Even more troubling, all of this data was captured before the pandemic. If we don’t act now, the current situation could get worse before it gets better. That’s a frightening thought, but the American Rescue Plan gives us hope.
If we center equity and use these resources strategically, we can not only address the immediate needs of the pandemic but also invest in long-term solutions to homelessness. Along with the CARES Act, the American Rescue Plan can quickly rehouse more people than ever before—up to 211,000 households. The federal strategic plan, no matter what direction it takes, will help communities maximize these historic resources.
There are many unknowns about the next federal strategic plan, but one thing is clear: It will reflect USICH’s values of racial equity, Housing First, decriminalization, and inclusion. At the core of these values is the belief that housing should be a right—not a privilege.
USICH believes we will never end homelessness until every American has equal opportunity to live in a safe and affordable home. For far too long, Black, Indigenous, and People of Color (BIPOC) have been denied equitable access to housing and the systems that help people stay housed: health care, education, employment. Research shows that racial equity has benefits for society as a whole.
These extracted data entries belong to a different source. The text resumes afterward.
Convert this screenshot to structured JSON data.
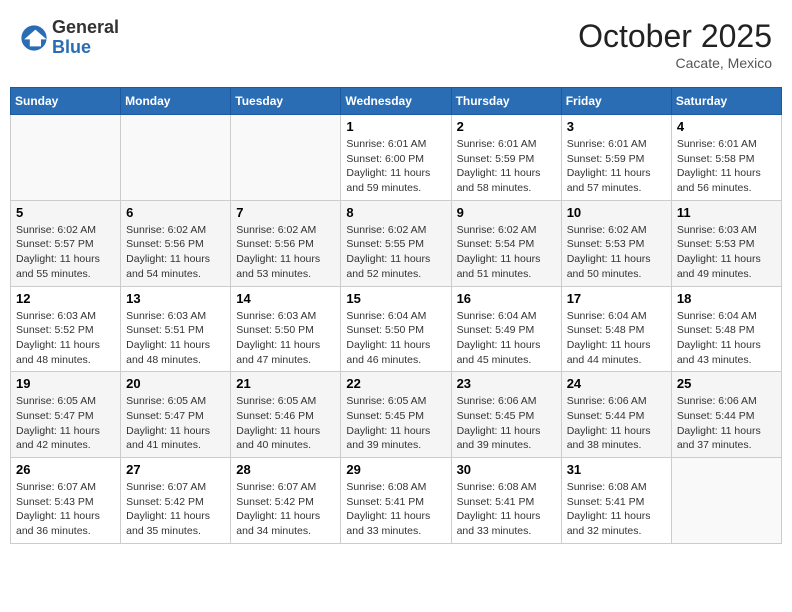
{
  "header": {
    "logo_general": "General",
    "logo_blue": "Blue",
    "month_title": "October 2025",
    "location": "Cacate, Mexico"
  },
  "weekdays": [
    "Sunday",
    "Monday",
    "Tuesday",
    "Wednesday",
    "Thursday",
    "Friday",
    "Saturday"
  ],
  "weeks": [
    {
      "days": [
        {
          "num": "",
          "info": ""
        },
        {
          "num": "",
          "info": ""
        },
        {
          "num": "",
          "info": ""
        },
        {
          "num": "1",
          "info": "Sunrise: 6:01 AM\nSunset: 6:00 PM\nDaylight: 11 hours and 59 minutes."
        },
        {
          "num": "2",
          "info": "Sunrise: 6:01 AM\nSunset: 5:59 PM\nDaylight: 11 hours and 58 minutes."
        },
        {
          "num": "3",
          "info": "Sunrise: 6:01 AM\nSunset: 5:59 PM\nDaylight: 11 hours and 57 minutes."
        },
        {
          "num": "4",
          "info": "Sunrise: 6:01 AM\nSunset: 5:58 PM\nDaylight: 11 hours and 56 minutes."
        }
      ]
    },
    {
      "days": [
        {
          "num": "5",
          "info": "Sunrise: 6:02 AM\nSunset: 5:57 PM\nDaylight: 11 hours and 55 minutes."
        },
        {
          "num": "6",
          "info": "Sunrise: 6:02 AM\nSunset: 5:56 PM\nDaylight: 11 hours and 54 minutes."
        },
        {
          "num": "7",
          "info": "Sunrise: 6:02 AM\nSunset: 5:56 PM\nDaylight: 11 hours and 53 minutes."
        },
        {
          "num": "8",
          "info": "Sunrise: 6:02 AM\nSunset: 5:55 PM\nDaylight: 11 hours and 52 minutes."
        },
        {
          "num": "9",
          "info": "Sunrise: 6:02 AM\nSunset: 5:54 PM\nDaylight: 11 hours and 51 minutes."
        },
        {
          "num": "10",
          "info": "Sunrise: 6:02 AM\nSunset: 5:53 PM\nDaylight: 11 hours and 50 minutes."
        },
        {
          "num": "11",
          "info": "Sunrise: 6:03 AM\nSunset: 5:53 PM\nDaylight: 11 hours and 49 minutes."
        }
      ]
    },
    {
      "days": [
        {
          "num": "12",
          "info": "Sunrise: 6:03 AM\nSunset: 5:52 PM\nDaylight: 11 hours and 48 minutes."
        },
        {
          "num": "13",
          "info": "Sunrise: 6:03 AM\nSunset: 5:51 PM\nDaylight: 11 hours and 48 minutes."
        },
        {
          "num": "14",
          "info": "Sunrise: 6:03 AM\nSunset: 5:50 PM\nDaylight: 11 hours and 47 minutes."
        },
        {
          "num": "15",
          "info": "Sunrise: 6:04 AM\nSunset: 5:50 PM\nDaylight: 11 hours and 46 minutes."
        },
        {
          "num": "16",
          "info": "Sunrise: 6:04 AM\nSunset: 5:49 PM\nDaylight: 11 hours and 45 minutes."
        },
        {
          "num": "17",
          "info": "Sunrise: 6:04 AM\nSunset: 5:48 PM\nDaylight: 11 hours and 44 minutes."
        },
        {
          "num": "18",
          "info": "Sunrise: 6:04 AM\nSunset: 5:48 PM\nDaylight: 11 hours and 43 minutes."
        }
      ]
    },
    {
      "days": [
        {
          "num": "19",
          "info": "Sunrise: 6:05 AM\nSunset: 5:47 PM\nDaylight: 11 hours and 42 minutes."
        },
        {
          "num": "20",
          "info": "Sunrise: 6:05 AM\nSunset: 5:47 PM\nDaylight: 11 hours and 41 minutes."
        },
        {
          "num": "21",
          "info": "Sunrise: 6:05 AM\nSunset: 5:46 PM\nDaylight: 11 hours and 40 minutes."
        },
        {
          "num": "22",
          "info": "Sunrise: 6:05 AM\nSunset: 5:45 PM\nDaylight: 11 hours and 39 minutes."
        },
        {
          "num": "23",
          "info": "Sunrise: 6:06 AM\nSunset: 5:45 PM\nDaylight: 11 hours and 39 minutes."
        },
        {
          "num": "24",
          "info": "Sunrise: 6:06 AM\nSunset: 5:44 PM\nDaylight: 11 hours and 38 minutes."
        },
        {
          "num": "25",
          "info": "Sunrise: 6:06 AM\nSunset: 5:44 PM\nDaylight: 11 hours and 37 minutes."
        }
      ]
    },
    {
      "days": [
        {
          "num": "26",
          "info": "Sunrise: 6:07 AM\nSunset: 5:43 PM\nDaylight: 11 hours and 36 minutes."
        },
        {
          "num": "27",
          "info": "Sunrise: 6:07 AM\nSunset: 5:42 PM\nDaylight: 11 hours and 35 minutes."
        },
        {
          "num": "28",
          "info": "Sunrise: 6:07 AM\nSunset: 5:42 PM\nDaylight: 11 hours and 34 minutes."
        },
        {
          "num": "29",
          "info": "Sunrise: 6:08 AM\nSunset: 5:41 PM\nDaylight: 11 hours and 33 minutes."
        },
        {
          "num": "30",
          "info": "Sunrise: 6:08 AM\nSunset: 5:41 PM\nDaylight: 11 hours and 33 minutes."
        },
        {
          "num": "31",
          "info": "Sunrise: 6:08 AM\nSunset: 5:41 PM\nDaylight: 11 hours and 32 minutes."
        },
        {
          "num": "",
          "info": ""
        }
      ]
    }
  ]
}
USICH believes in evidence-based practices, particularly Housing First. Compared to other interventions, Housing First has been proven to quickly rehouse people and to reduce the likelihood of experiencing homelessness again. It’s also the most effective intervention for chronic homelessness.
USICH believes the decriminalization of homelessness is essential to ending it and to closing the revolving door between incarceration and homelessness. Experiencing homelessness does not make someone a criminal—or a bad person. Instead of implementing unproven, ineffective measures against people without a home—most commonly through bans on camping—governments should invest in programs and services that are proven to rehouse people and to keep them permanently housed.
USICH believes people with lived experience play a critical role in the goal of ending homelessness. People who have experienced homelessness must be meaningfully included in decision-making about the planning and implementation of policies and programs. Many of the most effective and most equitable innovations, such as Housing First, were born from listening to people who have been in the shoes of the people they help.
As we create the next federal strategic plan, the first and most important part of our process is listening.
We’re spending hundreds of hours collecting feedback—online and in listening sessions—from people who are part of the response to homelessness, people who have a vested interest in ending homelessness, and people who have experienced homelessness. We’re talking to our federal partners; to state, local, and tribal leaders; to Continuums of Care and homeless housing, outreach, and service providers; to affordable housing developers; to faith-based organizations; and to so many others.
Our job is to help communities prevent and end homelessness. We can’t do that without listening to the people who are doing the work to make that happen.
But these conversations are empty without people who have personally experienced homelessness. We know that no two experiences are the same and that sharing those experiences can be traumatic. USICH is immensely grateful to anyone willing to share this part of themselves to help others.
We know how to end homelessness in this country. Together, we can make it happen.